The next time you go to buy a United Airlines ticket make sure you're not overweight, for having an extra-wide body could cost you two seats.
This is the new policy of the third-largest U.S. carrier. Flight attendants will search for passengers who can't buckle the seat belts or put their armrests down.
United Airlines wrote on its Web site: those deemed too fat to fly "must either purchase a ticket for an additional seat, or purchase an upgrade to a cabin with seats that address the above-listed scenarios."
In case no other seats are available on that flight, the overweight flier will be grounded until two adjacent seats can be found on the next plane out.
"It's discrimination.
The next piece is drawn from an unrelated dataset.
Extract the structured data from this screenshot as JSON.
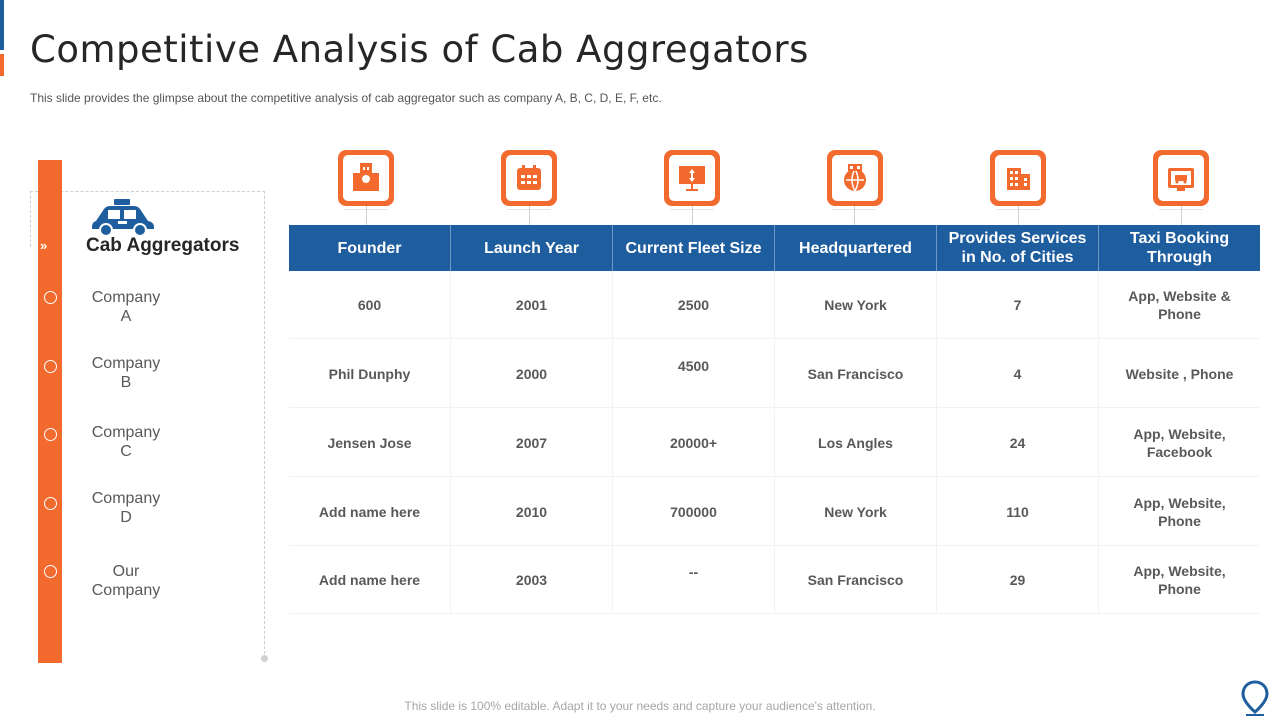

I understand if a person takes space from another, they should pay extra. But not an entire second seat," the New York Daily News quoted Jack Gillotto, a 300-pounder from Danbury, Conn., as he waited for a flight at LaGuardia Airport, as saying.
Juan Rivera, who goes by 'El Gordo" because he weighs 230 pounds and stands just 5-feet-2, said: "That affects me, as an overweight person. I don't feel like I should pay for being bigger."
However, United Airlines said that the rule is in response to the 700-plus complaints it received last year about obese travelers invading neighbors' space.
United spokeswoman Robin Urbanski Janikowski said: "This will apply after all other solutions are exhausted. Should the flight be full, which is rare in today's economy ... we will offer the second seat on another flight at the same fare that was originally paid."